Eileen Devinney: Did you make a little shelter or --

Percy Jackson: Yeah. A little shelter, with trees.

Eileen Devinney: Uh-hum.

Percy Jackson: And put that big fire in the middle. That's the way we sleep. But when you go inside the snow, that's the warmest place to stay when you don't have beddings.

Eileen Devinney: Did you sleep right on the snow or did you --

Percy Jackson: Inside.

Eileen Devinney: -- sleep on branches?

Percy Jackson: Inside the snow. That's a warm place to stay.

Bill Schneider: What was that old man's name?

Percy Jackson: Richard Glover. We see his picture last night here, Frank Glover.

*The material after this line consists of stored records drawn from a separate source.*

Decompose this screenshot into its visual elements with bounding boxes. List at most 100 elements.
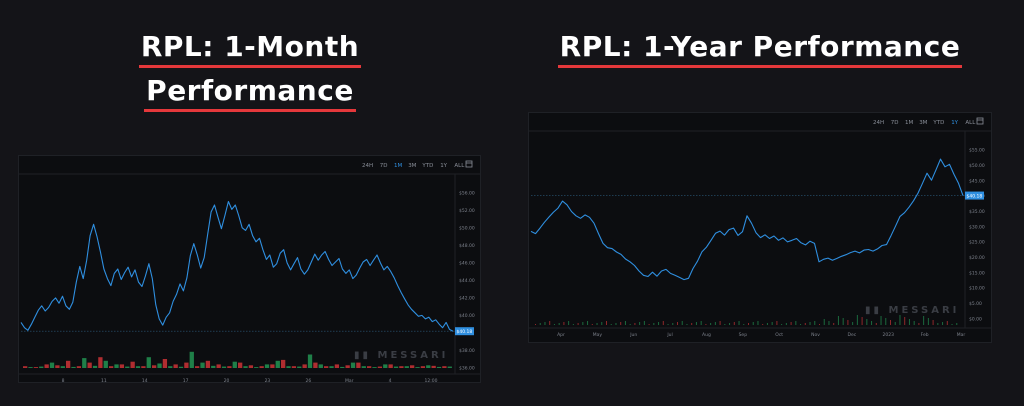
current-price-label: $40.18 xyxy=(967,193,983,199)
range-button-1m[interactable]: 1M xyxy=(394,163,402,169)
volume-bar xyxy=(776,321,778,325)
volume-bar xyxy=(890,320,891,325)
volume-bar xyxy=(724,324,726,325)
calendar-icon[interactable] xyxy=(465,160,473,168)
volume-bar-red xyxy=(442,366,447,368)
volume-bar xyxy=(833,323,835,325)
volume-bar xyxy=(700,321,702,325)
volume-bar xyxy=(804,323,806,325)
volume-bar-green xyxy=(436,366,442,368)
volume-bar-red xyxy=(141,366,146,368)
volume-bar-green xyxy=(350,362,356,368)
volume-bar xyxy=(601,322,603,325)
range-button-1y[interactable]: 1Y xyxy=(951,120,958,126)
volume-bar-red xyxy=(367,366,372,368)
x-tick-label: 14 xyxy=(142,378,148,382)
volume-bar-red xyxy=(173,364,178,368)
y-tick-label: $38.00 xyxy=(459,348,475,354)
range-button-7d[interactable]: 7D xyxy=(891,120,899,126)
x-tick-label: 8 xyxy=(62,378,65,382)
y-tick-label: $0.00 xyxy=(969,316,982,322)
volume-bar xyxy=(814,321,816,325)
y-tick-label: $48.00 xyxy=(459,243,475,249)
volume-bar-red xyxy=(410,365,415,368)
volume-bar xyxy=(686,324,688,325)
volume-bar xyxy=(606,321,607,325)
volume-bar-green xyxy=(103,360,108,368)
volume-bar xyxy=(790,322,792,325)
volume-bar xyxy=(762,324,764,325)
volume-bar xyxy=(937,323,939,325)
volume-bar xyxy=(691,323,693,325)
volume-bar-red xyxy=(399,366,404,368)
volume-bar-green xyxy=(189,351,194,368)
volume-bar xyxy=(662,321,664,325)
range-button-all[interactable]: ALL xyxy=(965,120,976,126)
range-button-24h[interactable]: 24H xyxy=(362,163,373,169)
x-tick-label: Jul xyxy=(666,332,672,338)
y-tick-label: $44.00 xyxy=(459,278,475,284)
range-button-1y[interactable]: 1Y xyxy=(440,163,447,169)
volume-bar-green xyxy=(114,364,119,368)
volume-bar-red xyxy=(23,366,28,368)
volume-bar xyxy=(913,321,915,325)
y-tick-label: $5.00 xyxy=(969,301,982,307)
volume-bar xyxy=(894,322,896,325)
volume-bar xyxy=(809,322,811,325)
volume-bar xyxy=(733,322,735,325)
volume-bar-red xyxy=(119,364,125,368)
volume-bar xyxy=(951,324,953,325)
x-tick-label: 4 xyxy=(389,378,392,382)
volume-bar xyxy=(553,324,555,325)
volume-bar xyxy=(634,323,636,325)
volume-bar xyxy=(714,322,716,325)
x-tick-label: Dec xyxy=(848,332,857,338)
range-button-24h[interactable]: 24H xyxy=(873,120,884,126)
volume-bar-green xyxy=(447,366,452,368)
range-button-ytd[interactable]: YTD xyxy=(932,120,944,126)
volume-bar xyxy=(795,321,797,325)
volume-bar xyxy=(771,322,773,325)
volume-bar xyxy=(596,323,598,325)
volume-bar xyxy=(549,321,551,325)
y-tick-label: $15.00 xyxy=(969,270,985,276)
range-button-ytd[interactable]: YTD xyxy=(421,163,433,169)
x-tick-label: Mar xyxy=(957,332,966,338)
volume-bar-green xyxy=(39,366,44,368)
volume-bar-green xyxy=(264,364,270,368)
volume-bar xyxy=(866,319,868,325)
volume-bar-green xyxy=(307,354,313,368)
volume-bar xyxy=(748,323,749,325)
y-tick-label: $10.00 xyxy=(969,286,985,292)
volume-bar-red xyxy=(33,367,39,368)
volume-bar-green xyxy=(71,366,76,368)
volume-bar xyxy=(705,324,707,325)
volume-bar xyxy=(852,322,854,325)
calendar-icon[interactable] xyxy=(976,117,984,125)
x-tick-label: 11 xyxy=(101,378,107,382)
one-year-chart: 24H7D1M3MYTD1YALL$55.00$50.00$45.00$40.0… xyxy=(528,112,992,343)
volume-bar xyxy=(639,322,641,325)
range-button-1m[interactable]: 1M xyxy=(905,120,913,126)
volume-bar xyxy=(785,323,787,325)
range-button-7d[interactable]: 7D xyxy=(380,163,388,169)
range-button-all[interactable]: ALL xyxy=(454,163,465,169)
volume-bar xyxy=(653,323,655,325)
right-chart-title: RPL: 1-Year Performance xyxy=(520,30,1000,68)
y-tick-label: $30.00 xyxy=(969,224,985,230)
volume-bar-green xyxy=(221,366,227,368)
volume-bar-red xyxy=(227,366,232,368)
volume-bar xyxy=(539,323,541,325)
volume-bar-green xyxy=(297,366,302,368)
volume-bar xyxy=(729,323,731,325)
volume-bar-red xyxy=(270,364,275,368)
volume-bar xyxy=(695,322,697,325)
range-button-3m[interactable]: 3M xyxy=(408,163,416,169)
x-tick-label: 23 xyxy=(265,378,271,382)
volume-bar xyxy=(923,316,925,325)
range-button-3m[interactable]: 3M xyxy=(919,120,927,126)
y-tick-label: $55.00 xyxy=(969,148,985,154)
volume-bar-green xyxy=(200,362,205,368)
x-tick-label: May xyxy=(593,332,603,338)
volume-bar xyxy=(875,323,877,325)
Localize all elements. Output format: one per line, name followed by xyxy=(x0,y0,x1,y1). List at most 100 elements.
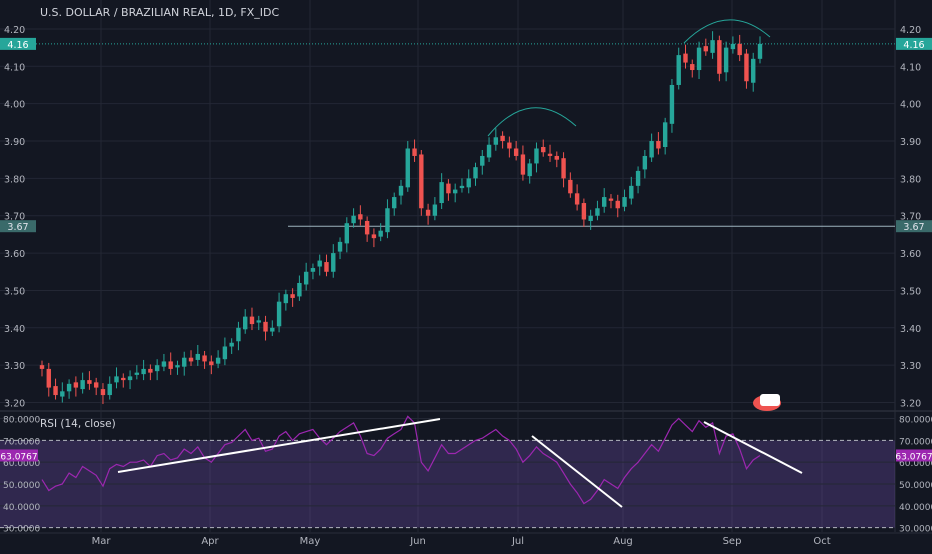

Bill Schneider: Frank or Richard?

Percy Jackson: Frank was here [meaning in the photographs]. The one I talk about is Richard. I think my dad's uncle.

Bill Schneider: What else did he teach you?

Percy Jackson: How to set traps and -- and in summertime, he showed me how to set a trap on marmots with rocks. Once you learn it, it is easy.

Bill Schneider: Is that like a deadfall?

Percy Jackson: Oh, make a little frame on bottom, make it flat, and put a rock on top, just like a trap, and put something in the middle there. When he touch that thing, that thing would fall down on that marmot. But if you make it shallow, that thing would come out.

Bill Schneider: Hmm.

Percy Jackson: Got to make it kind of deep so he won't push up. Them marmots are strong when they -- when you are trying to pull them. I think I'm the only one that knows how to set a rock trap now. Everybody else is gone. Even the Kobuk people, they never teach them about that. They want to learn right now, but we don't have time to go out.